Windows ramps defenses against cryptojacking - what's that?

Microsoft released a note this week about how they've been working on defending against cryptojacking for your computer. Cryptojacking is a term describing a malicious attacker, a hacker, using your computer to mine cryptocurrency. Your computer's processing power – and potentially your internet data, if you're not on an "unlimited" plan – for their own profit, without your knowledge. This is bad, and Microsoft working to defend Windows against cryptojacking is good.

What is cryptojacking?

Even if you've never heard of cryptocurrency before, you've likely heard of Bitcoin. Bitcoin is one of a wide variety of cryptocurrencies in the world today. One way in which Bitcoin and other cryptocurrencies derive value is through cryptocurrency mining.

Cryptocurrency mining is effectively using your computer's processing power to do work, earning (or generating) cryptocoins for the effort. If we're being very, very general about the work your computer is doing, we could say that your computer is helping other computers to move cryptocurrency from one place to another.

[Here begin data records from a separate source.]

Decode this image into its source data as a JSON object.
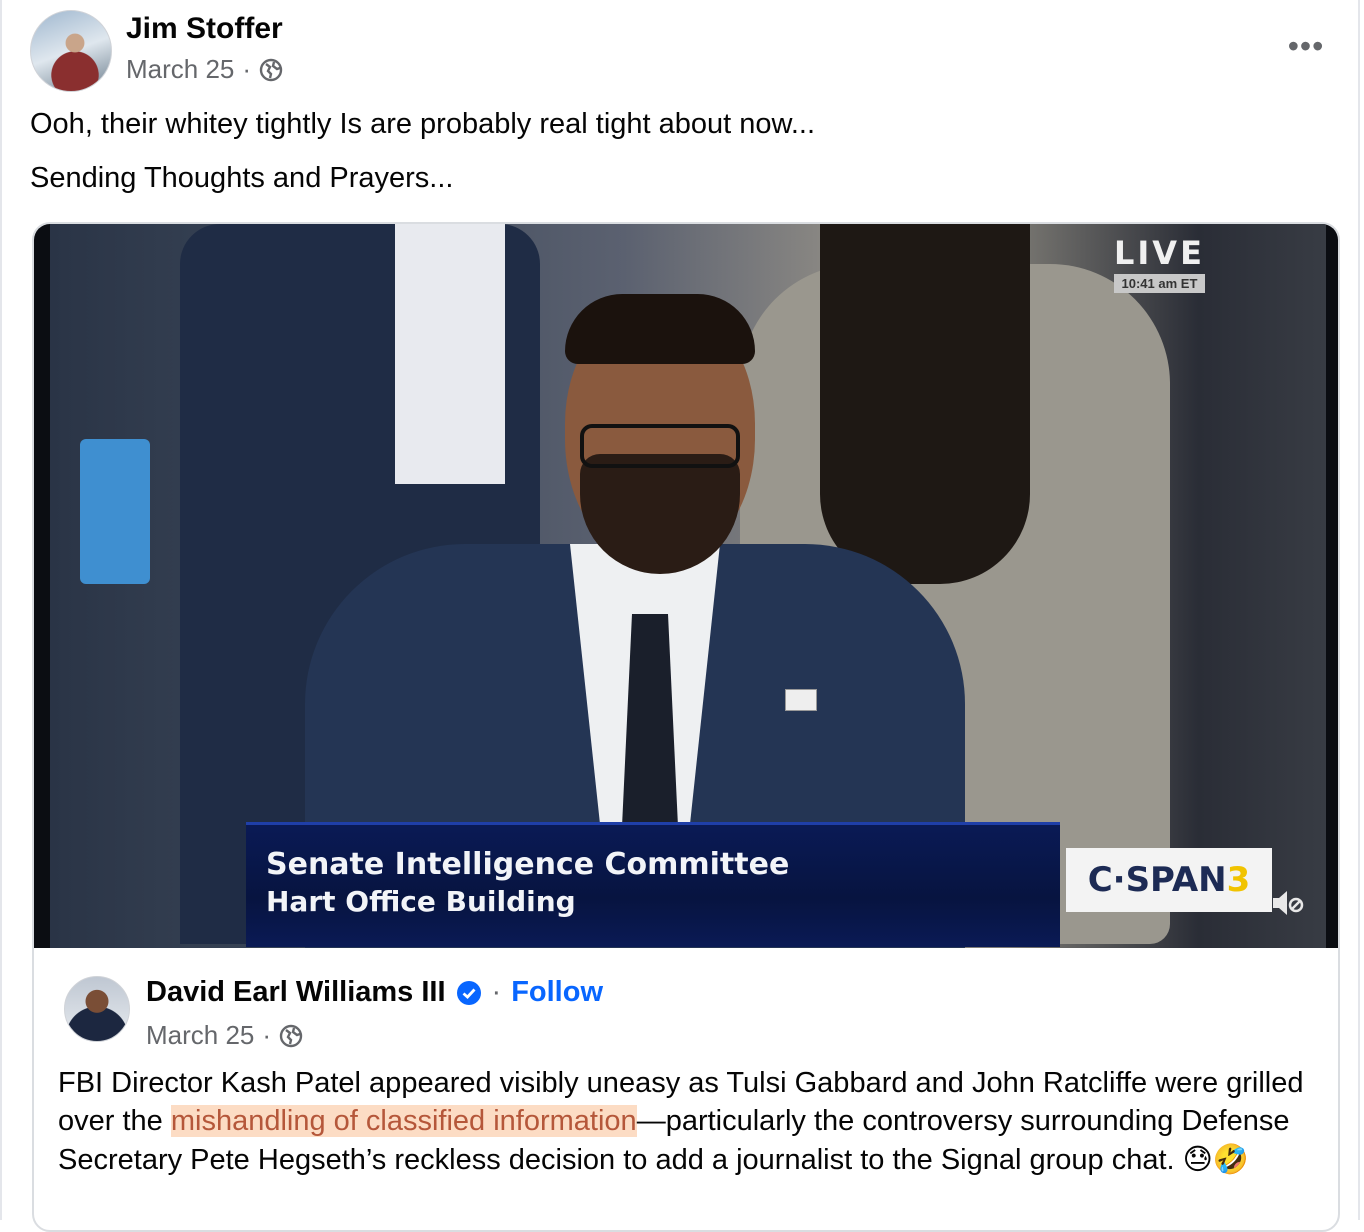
{
  "post": {
    "author": "Jim Stoffer",
    "date": "March 25",
    "separator": "·",
    "privacy_icon": "globe-icon",
    "more_icon": "more-horizontal-icon",
    "more_label": "•••",
    "text_line1": "Ooh, their whitey tightly Is are probably real tight about now...",
    "text_line2": "Sending Thoughts and Prayers..."
  },
  "video": {
    "live_label": "LIVE",
    "live_time": "10:41 am ET",
    "lower_third_line1": "Senate Intelligence Committee",
    "lower_third_line2": "Hart Office Building",
    "network_logo_main": "C·SPAN",
    "network_logo_num": "3",
    "mute_icon": "volume-muted-icon"
  },
  "shared": {
    "author": "David Earl Williams III",
    "verified_icon": "verified-badge-icon",
    "separator": "·",
    "follow_label": "Follow",
    "date": "March 25",
    "privacy_icon": "globe-icon",
    "text_before": "FBI Director Kash Patel appeared visibly uneasy as Tulsi Gabbard and John Ratcliffe were grilled over the ",
    "text_highlight": "mishandling of classified information",
    "text_after": "—particularly the controversy surrounding Defense Secretary Pete Hegseth’s reckless decision to add a journalist to the Signal group chat. ",
    "emojis": "😓🤣"
  },
  "colors": {
    "link": "#0866ff",
    "secondary_text": "#65676b",
    "highlight_bg": "#fcdcc4",
    "lower_third_bg": "#0a1a55"
  }
}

The process is complicated by design, so that the movement of said cryptocurrency is secure. The complicated nature of the process also allows each individual worker to earn cryptocurrency – thus creating a process that can be profitable to the owner of the computer.

Why hackers cryptojack

Part of the reason a hacker might use cryptojacking is that it can be simple and relatively undetectable. When the first cryptojacking individual figured out the process, there was no effective defense against said process. They could set to work all the computers they wanted, and nobody was the wiser.

A hacker might also use cryptojacking to bypass the cost/benefit unbalance with some of the more popular cryptocurrencies. For example some cryptocurrencies require so much proccesing power to mine that the reward is less valuable than the cost to run the computer doing the processing. If a cryptojacker can set YOUR computer to do that mining, they have no cost and all profit.

What can I do?

You can do the usual – avoid downloading things from places you don't trust, don't open suspicious emails, don't click links in chat apps from people you don't know, and so forth. This week's news is that Microsoft Defender for Endpoint gained access to Intel Threat Detection Technology (TDT). So if you're looking for that sort of security, Microsoft Security is now rolling toward making defense against cryptojacking a reality for the masses.

For this update you'll need to sign up for Microsoft Defender for Endpoint. That's not everyone's piece of pie. But still – it's good to know defenses are mounting as cryptojacking moves from what Karthik Selvaraj, Principal Research Manager, Microsoft 365 Defender Research Team, describes as "once considered no more than a nuisance, a relatively benign activity that was a drain on machine resources," to a significant, serious force.